That's really cool. I'll probably end up trying to reproduce this by following your work step-by-step. I'm not too familiar with OSM, besides having used Nominatim.
Along the same lines we're crowdsourcing a database of hospital prices, starting this week. I'm reviewing our first pull request as we speak. You can follow our progress live. The data is here: https://www.dolthub.com/repositories/dolthub/standard-charge...
A limitation of our dataset is it excludes percentage-based contracts. So those won't show up.
Anyways, if you have the hospital NPI you want, you can look up all of its dollar-amount negotiated rates in this table. You can link that to the `hospital` table, geocode however you want, and make a map of the different rates. Note, however, that the insurance data published here is kind of a mess and, I think, contains many many mistakes (originating in the source data.)
BTW, I'm not sure if this insurance-derived hospital data exists anywhere else. I believe it doesn't.
Author here. The problem is checking compliance. By publishing these files, they seem compliant, but really aren't. Since the payors are the guardians of the data, it's very difficult to check that what they're posting is correct. That was the main thrust of the article.
Completely agree. There are databases like this out there (All-Payer-Claims database) but they're extremely expensive (it would cost millions to get data for the entire US) and I have no idea why.
I'm the author. When I write articles I have to make a choice: make them readable by the public, or detailed enough to satisfy the experts. I try to strike a balance, but I can't have both.
The metadata you're talking about is specified in the files themselves. I've limited my search to fee-for-service (non-capitated, non-derived, non-bundled) institutional claims.

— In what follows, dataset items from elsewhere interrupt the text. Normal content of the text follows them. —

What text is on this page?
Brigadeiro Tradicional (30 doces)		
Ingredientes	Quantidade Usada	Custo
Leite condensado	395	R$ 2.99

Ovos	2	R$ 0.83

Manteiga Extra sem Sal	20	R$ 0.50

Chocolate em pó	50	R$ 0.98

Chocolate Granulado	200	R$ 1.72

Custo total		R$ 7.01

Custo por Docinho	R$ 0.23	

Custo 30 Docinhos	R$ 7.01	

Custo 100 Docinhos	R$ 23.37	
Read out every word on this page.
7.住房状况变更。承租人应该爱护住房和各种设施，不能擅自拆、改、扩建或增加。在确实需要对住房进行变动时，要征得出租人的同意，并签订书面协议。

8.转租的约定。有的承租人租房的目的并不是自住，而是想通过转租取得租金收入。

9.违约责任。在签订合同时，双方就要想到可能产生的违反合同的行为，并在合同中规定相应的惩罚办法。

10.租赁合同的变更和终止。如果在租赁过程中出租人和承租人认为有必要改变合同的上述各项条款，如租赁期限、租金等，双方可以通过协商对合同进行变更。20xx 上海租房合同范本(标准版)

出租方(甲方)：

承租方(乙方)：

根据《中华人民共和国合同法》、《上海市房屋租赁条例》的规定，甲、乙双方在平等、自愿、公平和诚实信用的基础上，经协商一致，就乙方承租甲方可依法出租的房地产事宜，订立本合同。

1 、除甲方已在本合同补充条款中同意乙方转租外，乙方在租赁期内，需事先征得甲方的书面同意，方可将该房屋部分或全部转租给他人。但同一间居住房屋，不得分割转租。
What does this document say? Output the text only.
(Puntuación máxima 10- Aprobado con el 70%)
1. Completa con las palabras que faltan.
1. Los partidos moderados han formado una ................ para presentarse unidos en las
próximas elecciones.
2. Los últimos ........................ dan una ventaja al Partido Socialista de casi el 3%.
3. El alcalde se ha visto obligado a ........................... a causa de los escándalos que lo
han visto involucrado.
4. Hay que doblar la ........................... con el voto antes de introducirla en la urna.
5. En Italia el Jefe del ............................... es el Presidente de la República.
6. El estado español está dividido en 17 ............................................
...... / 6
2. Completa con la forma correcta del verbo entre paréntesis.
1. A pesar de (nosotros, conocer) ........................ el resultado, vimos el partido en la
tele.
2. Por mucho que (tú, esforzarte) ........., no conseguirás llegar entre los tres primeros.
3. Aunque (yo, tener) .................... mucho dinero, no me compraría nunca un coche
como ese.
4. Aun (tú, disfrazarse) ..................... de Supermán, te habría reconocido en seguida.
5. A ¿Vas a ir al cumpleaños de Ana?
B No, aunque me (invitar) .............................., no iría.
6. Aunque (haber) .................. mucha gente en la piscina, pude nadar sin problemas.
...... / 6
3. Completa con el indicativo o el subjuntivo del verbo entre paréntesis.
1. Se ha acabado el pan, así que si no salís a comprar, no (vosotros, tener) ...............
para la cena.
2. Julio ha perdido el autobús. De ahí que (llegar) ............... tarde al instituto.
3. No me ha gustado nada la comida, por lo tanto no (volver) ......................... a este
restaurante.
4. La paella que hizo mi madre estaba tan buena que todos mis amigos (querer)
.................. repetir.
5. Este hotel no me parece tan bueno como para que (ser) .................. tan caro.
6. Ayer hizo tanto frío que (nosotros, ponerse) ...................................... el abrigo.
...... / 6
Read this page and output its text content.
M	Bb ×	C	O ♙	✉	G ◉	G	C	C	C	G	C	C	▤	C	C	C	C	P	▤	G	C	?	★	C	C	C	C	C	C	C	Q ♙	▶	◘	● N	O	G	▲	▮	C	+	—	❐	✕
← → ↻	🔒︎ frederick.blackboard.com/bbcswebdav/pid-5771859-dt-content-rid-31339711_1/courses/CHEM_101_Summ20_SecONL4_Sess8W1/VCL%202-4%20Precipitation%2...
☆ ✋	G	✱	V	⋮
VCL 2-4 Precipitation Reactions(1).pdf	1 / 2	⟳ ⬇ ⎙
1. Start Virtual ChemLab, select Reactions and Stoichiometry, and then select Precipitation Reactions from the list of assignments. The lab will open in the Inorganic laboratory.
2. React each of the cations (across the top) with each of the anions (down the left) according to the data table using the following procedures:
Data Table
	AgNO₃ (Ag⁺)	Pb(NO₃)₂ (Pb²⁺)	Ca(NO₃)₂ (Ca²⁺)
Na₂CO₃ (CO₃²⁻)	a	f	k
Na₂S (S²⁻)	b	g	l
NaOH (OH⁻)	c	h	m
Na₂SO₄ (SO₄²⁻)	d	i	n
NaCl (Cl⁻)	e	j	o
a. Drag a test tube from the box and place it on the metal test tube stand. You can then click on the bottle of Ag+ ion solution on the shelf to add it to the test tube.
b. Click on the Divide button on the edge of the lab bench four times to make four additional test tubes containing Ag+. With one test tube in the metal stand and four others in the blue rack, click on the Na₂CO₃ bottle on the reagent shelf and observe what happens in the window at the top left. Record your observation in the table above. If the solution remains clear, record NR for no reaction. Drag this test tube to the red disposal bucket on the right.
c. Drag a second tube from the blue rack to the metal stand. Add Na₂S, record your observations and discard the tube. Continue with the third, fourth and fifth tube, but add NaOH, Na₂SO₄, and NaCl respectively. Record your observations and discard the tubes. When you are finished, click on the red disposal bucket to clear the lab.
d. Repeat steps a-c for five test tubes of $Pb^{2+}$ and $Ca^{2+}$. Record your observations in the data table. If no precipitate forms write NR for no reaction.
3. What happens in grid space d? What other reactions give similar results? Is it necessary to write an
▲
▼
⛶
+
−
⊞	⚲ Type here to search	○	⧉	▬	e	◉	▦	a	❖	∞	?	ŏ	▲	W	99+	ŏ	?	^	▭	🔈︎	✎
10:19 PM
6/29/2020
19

I don't know how closely you've worked with this data -- you clearly have some kind of expertise -- but how do you explain this?
The insurance companies had 18 months to talk to the CMS and ask for a better data model. If they're not able to explain how much things cost with 5 different negotiated types -- negotiated, percentage, derived, fee schedule, and capitation -- then they should have asked for another one.
The hospital and insurance rates are both fee-for-service base rates for items billed individually. If there's some nuance in interpreting how "fee for service" "dollar amount negotiated" goes, definitely write to me and let me know. I talked with experts in healthcare pricing before I published this.
You can write to me at [email protected] if you wanna hit me with more questions.
This is basically what health insurance companies do. They want higher billed rates from hospitals so that they can offer better "discounts." In reality, no one pays the billed rates.
Irrational? You're angry because they're trying to mislead you into thinking that "insurance" is covering 97% of a large bill. When in reality, they're only covering 60% of a small bill.
Obfuscating how that process works is a huge problem. It's how they extract lots of value out of the consumer, and why Americans pay more than most socialized medical systems while having on-par or worse outcomes.
Take a look at the list of Fortune 500 companies and notice how many are healthcare related. There is a reason it's never going to get better.